I. Entre professionnels : des pénalités bien plus lourdes que le taux légal

Entre entreprises, le taux légal n'est qu'un plancher. L'article L. 441-10 du code de commerce impose des pénalités de retard exigibles sans rappel, dont le taux contractuel ne peut être inférieur à trois fois le taux d'intérêt légal ; à défaut de stipulation, le taux applicable est celui « appliqué par la Banque centrale européenne à son opération de refinancement la plus récente majoré de 10 points de pourcentage » (texte consultable sur Légifrance). S'y ajoute l'indemnité forfaitaire de 40 euros pour frais de recouvrement, due par facture payée en retard — un montant symbolique à l'unité, significatif sur un flux de facturation.

Beaucoup de créanciers l'ignorent : ces pénalités courent de plein droit, sans mise en demeure, dès le lendemain de l'échéance. Les réclamer systématiquement change la psychologie du débiteur — et la valeur du dossier lorsqu'il faut judiciariser.

II. La bonne procédure au bon moment

Le choix de l'outil dépend de la créance. L'injonction de payer, rapide et peu coûteuse, convient aux créances certaines et documentées : bons de commande, factures, relances. Le référé-provision permet d'obtenir une condamnation provisionnelle lorsque l'obligation n'est pas sérieusement contestable. L'assignation au fond s'impose dès que le débiteur oppose une contestation construite. Et l'anticipation des mesures conservatoires — saisie conservatoire, sûreté judiciaire — fait souvent la différence entre un titre exécutoire utile et un jugement contre un débiteur devenu insolvable.

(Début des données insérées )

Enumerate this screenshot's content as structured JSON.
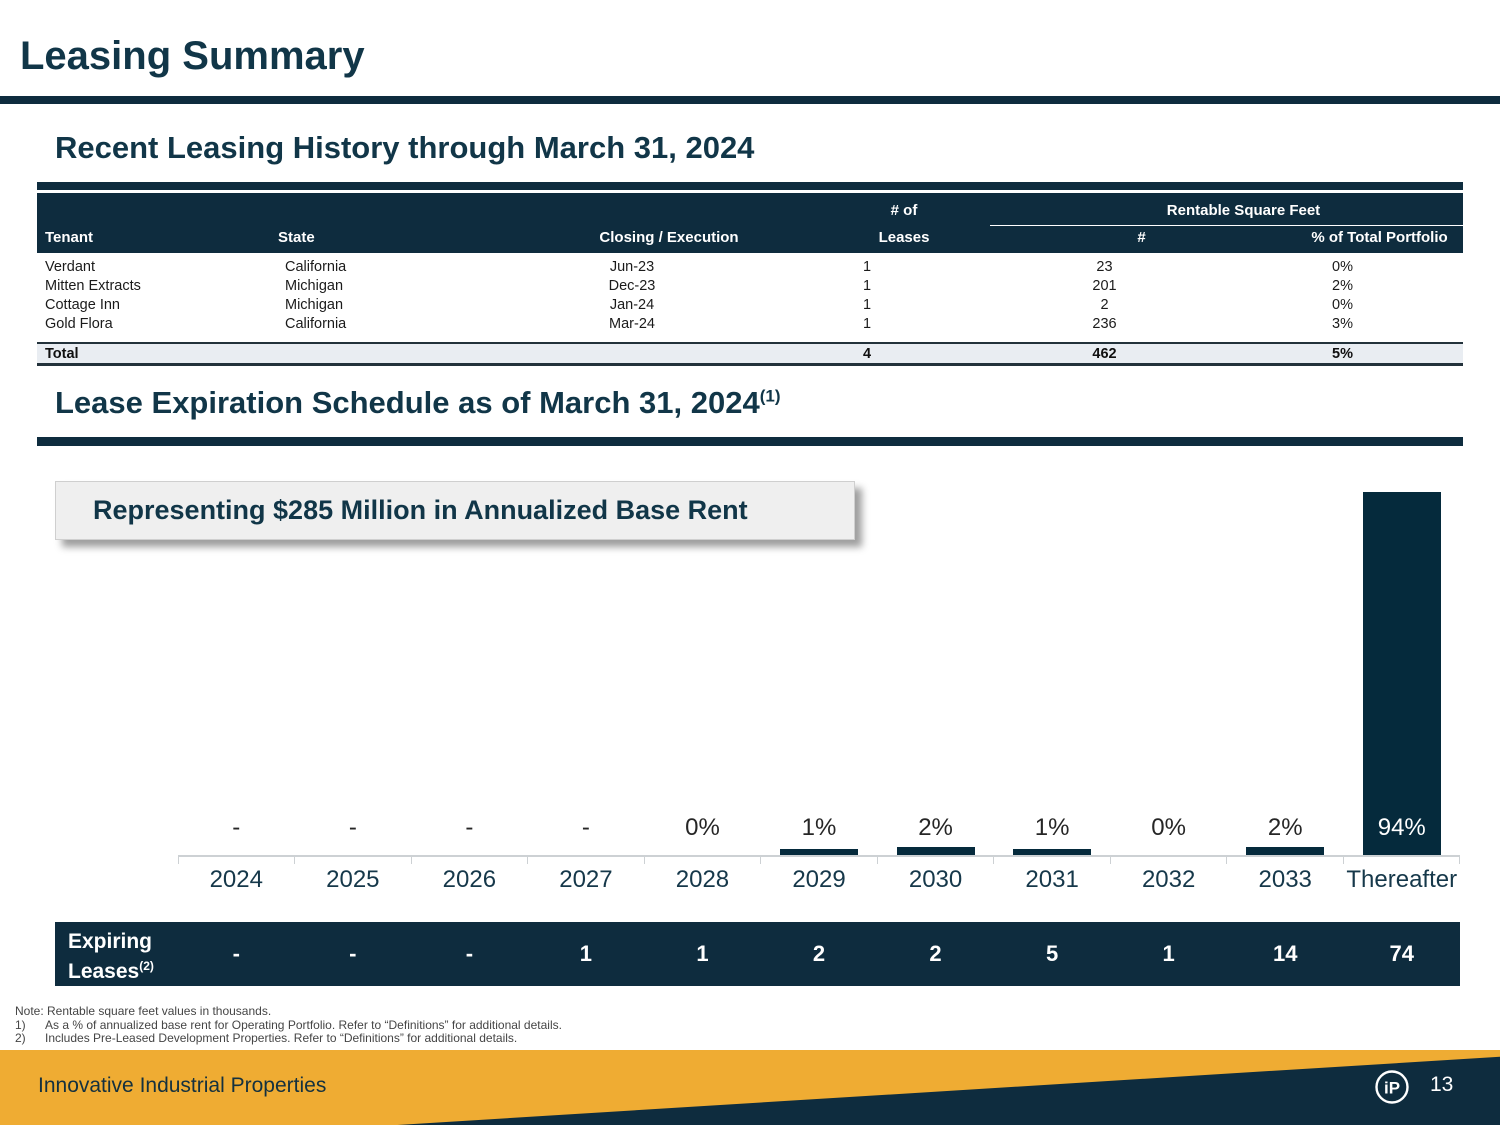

La stratégie se décide dossier par dossier, au vu des pièces, de la solvabilité du débiteur et du contexte — un débiteur en difficulté peut basculer en procédure collective, ce qui gèle les poursuites individuelles et impose de déclarer sa créance dans les délais. C'est précisément le travail d'un avocat en recouvrement de créances : transformer une facture impayée en titre, puis un titre en paiement.

Reste la prévention, la moins chère des procédures : conditions générales à jour mentionnant pénalités et indemnité forfaitaire, délais de paiement conformes, clause de réserve de propriété, garanties adaptées au risque client. Autant de réglages contractuels qu'un cabinet d'avocats en droit des affaires met en place en amont, pour que l'impayé reste l'exception et non le modèle économique du débiteur.

Les taux du second semestre 2026 rappellent une réalité simple : le temps de l'impayé a un prix, et la loi le met à la charge du débiteur. Encore faut-il le réclamer.